Pierre Vidal-Naquet é uma referência, um intelectual de renome internacional que conhece a fundo a Grécia antiga. E esse livro vai servir para mim como uma espécie de mapa para uma boa leitura no dia em que eu encarar os poemas “Ilíada” e “Odisseia”. O livro apresenta uma síntese das principais questões relacionadas à identidade de Homero e à Grécia antiga. Com base nos estudos que fez, ele nos apresenta um conjunto de hipótese relativas à gestação da Ilíada e da Odisseia.

Homero era cego, possuidor de uma enorme memória. E os antigos, não sem razão, consideravam que a memória de um homem cego tem um grau extraordinário de sofisticação. Homero não era um rapsodo, era um aedo. Os aedos eram cantores profissionais da civilização grega antiga. Eles aparecem na Ilíada e na Odisseia como cantores dos feitos dos deuses e dos heróis. Eles eram improvisadores ao som da música da harpa e da cítara. Aprendiam como Orfeu, a sua arte diretamente das musas. Mnemosine, amante de Zeus, deu a luz às nove musas também conhecidas como filhas da memória protetora das artes, ciência e letras.

Ulisses é um aedo. O que fundamenta a diferença dos aedos e dos rapsodos é que aos últimos não cabe qualquer papel na criação ou na improvisação. São recitadores (e não cantores) de obras alheias, difundindo-as e assegurando sua posteridade. Foram eles que ajudaram a fixar a obra de Homero, muitas delas gravadas em vaso.

A Odisseia contém uma reflexão sobre a função do aedo, sobre sua grandeza e os perigos que ele pode representar. Os aedos eram capazes, com um intervalo de poucos anos, de reproduzir, quase sem variantes, as epopeias puramente orais.

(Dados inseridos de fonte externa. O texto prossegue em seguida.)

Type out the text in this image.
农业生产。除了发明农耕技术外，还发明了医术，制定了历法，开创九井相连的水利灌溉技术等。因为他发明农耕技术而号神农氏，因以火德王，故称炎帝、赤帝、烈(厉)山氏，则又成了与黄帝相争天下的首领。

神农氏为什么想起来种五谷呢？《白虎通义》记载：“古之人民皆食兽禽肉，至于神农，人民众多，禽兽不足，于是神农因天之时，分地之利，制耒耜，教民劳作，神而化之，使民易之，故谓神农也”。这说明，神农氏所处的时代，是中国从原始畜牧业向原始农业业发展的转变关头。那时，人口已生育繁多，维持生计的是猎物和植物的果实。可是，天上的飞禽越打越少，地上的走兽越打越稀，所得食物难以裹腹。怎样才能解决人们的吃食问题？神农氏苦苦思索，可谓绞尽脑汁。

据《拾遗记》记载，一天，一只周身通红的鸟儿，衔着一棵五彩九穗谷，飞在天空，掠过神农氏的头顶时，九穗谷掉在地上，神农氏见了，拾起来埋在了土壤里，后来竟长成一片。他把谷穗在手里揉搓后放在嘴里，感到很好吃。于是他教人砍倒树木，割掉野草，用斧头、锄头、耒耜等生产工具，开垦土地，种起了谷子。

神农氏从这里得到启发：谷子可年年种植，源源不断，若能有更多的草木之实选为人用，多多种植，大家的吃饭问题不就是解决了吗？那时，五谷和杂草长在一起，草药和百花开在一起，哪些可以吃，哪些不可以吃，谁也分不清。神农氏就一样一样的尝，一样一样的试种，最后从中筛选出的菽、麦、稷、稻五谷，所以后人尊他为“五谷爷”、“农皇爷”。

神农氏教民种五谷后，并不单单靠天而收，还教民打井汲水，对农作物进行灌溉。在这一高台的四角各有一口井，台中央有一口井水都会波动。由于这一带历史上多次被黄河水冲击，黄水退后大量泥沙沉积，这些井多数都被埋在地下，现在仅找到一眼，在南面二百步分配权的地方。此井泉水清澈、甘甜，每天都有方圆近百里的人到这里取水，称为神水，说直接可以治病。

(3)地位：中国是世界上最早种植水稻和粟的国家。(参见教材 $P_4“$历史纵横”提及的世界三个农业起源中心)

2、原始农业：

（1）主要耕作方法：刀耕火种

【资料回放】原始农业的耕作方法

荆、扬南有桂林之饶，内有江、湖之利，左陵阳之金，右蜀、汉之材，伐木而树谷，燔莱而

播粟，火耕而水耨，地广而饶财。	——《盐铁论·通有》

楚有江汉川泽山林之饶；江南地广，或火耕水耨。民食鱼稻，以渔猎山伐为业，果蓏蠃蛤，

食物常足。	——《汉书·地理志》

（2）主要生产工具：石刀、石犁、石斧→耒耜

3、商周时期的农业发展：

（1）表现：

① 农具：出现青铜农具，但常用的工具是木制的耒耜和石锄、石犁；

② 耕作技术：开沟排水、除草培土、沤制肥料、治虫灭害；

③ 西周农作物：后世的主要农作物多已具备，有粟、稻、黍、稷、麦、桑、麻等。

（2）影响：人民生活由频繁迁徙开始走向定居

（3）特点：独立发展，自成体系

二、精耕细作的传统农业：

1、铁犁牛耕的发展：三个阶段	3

No entanto, os jovens gregos aprendiam a ler com Homero. O texto era apresentado sob a forma de rolos em latim, volumina (daí o termo volume). Ao lado dos textos de Homero, havia felizmente a imagem de Homero e dos vasos e das esculturas. Os volumina podiam ser feitos de papiro ou de pergaminho (pele de carneiro curtida e preparada). Assim como a bíblia é o livro dos judeus e dos cristãos, como Dante Aligherie é o poeta dos italianos. Os jovens gregos aprendiam a ler com Homero.

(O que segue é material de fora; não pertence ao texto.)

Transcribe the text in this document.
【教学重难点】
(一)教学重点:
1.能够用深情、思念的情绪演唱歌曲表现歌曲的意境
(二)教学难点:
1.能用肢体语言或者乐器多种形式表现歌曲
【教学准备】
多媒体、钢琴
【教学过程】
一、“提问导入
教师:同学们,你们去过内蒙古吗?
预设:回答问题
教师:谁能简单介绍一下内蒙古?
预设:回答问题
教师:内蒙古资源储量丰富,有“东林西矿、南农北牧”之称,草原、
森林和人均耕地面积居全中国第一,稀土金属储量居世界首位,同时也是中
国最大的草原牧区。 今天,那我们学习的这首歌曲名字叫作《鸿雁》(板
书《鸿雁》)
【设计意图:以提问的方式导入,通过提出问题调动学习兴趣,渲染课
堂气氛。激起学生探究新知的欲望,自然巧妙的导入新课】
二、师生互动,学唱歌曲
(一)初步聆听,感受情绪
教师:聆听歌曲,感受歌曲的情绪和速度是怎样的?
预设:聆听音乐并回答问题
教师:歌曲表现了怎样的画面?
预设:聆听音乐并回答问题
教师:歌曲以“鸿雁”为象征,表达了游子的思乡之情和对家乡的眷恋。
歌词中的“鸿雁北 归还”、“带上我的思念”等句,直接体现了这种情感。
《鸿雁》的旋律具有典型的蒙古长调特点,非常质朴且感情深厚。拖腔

O mundo homérico, como dirá Pierre Vidal-Naquet, é um mundo poético:

“Os historiadores, ou sociólogos, os filósofos se apropriam dele, o que é normal e até legítimo, mas com frequência, querendo ultrapassar suas possibilidades. Sabemos que, desde a Antiguidade, os geógrafos se esforçam em vão para cartografar, de maneira segura, as viagens de Ulisses.” (pág. 109)

Homero é uma figura controversa, pois é lendária. Muitas cidades da Grécia asiática, como a Jônia e a Eólia, disputavam a honra de terem sido a cidade de nascimento de Homero. Esmirna e a ilha de Quios também são outros lugares que defendem serem o local de nascimento de Homero. Mas para responder a essa questão, é preciso levantar o seguinte ponto: em que idioma foram compostos os poemas homéricos? Pierre Vidal-Naquet responde a essa pergunta dizendo que não se trata do grego comum, mas de um idioma artificial que repousa sobre dois dialetos falados, sobretudo na Ásia Menor (hoje Turquia): o Jônio e o Eólio. O dialeto homérico não constitui uma língua falada de uma determinada região. É antes de tudo uma linguagem convencional baseada no jônico e em certas formas eólicas, arcadas cípricas e áticas de que se utilizou o autor da Ilíada e da Odisseia, e que influenciou depois os diversos gêneros poéticos.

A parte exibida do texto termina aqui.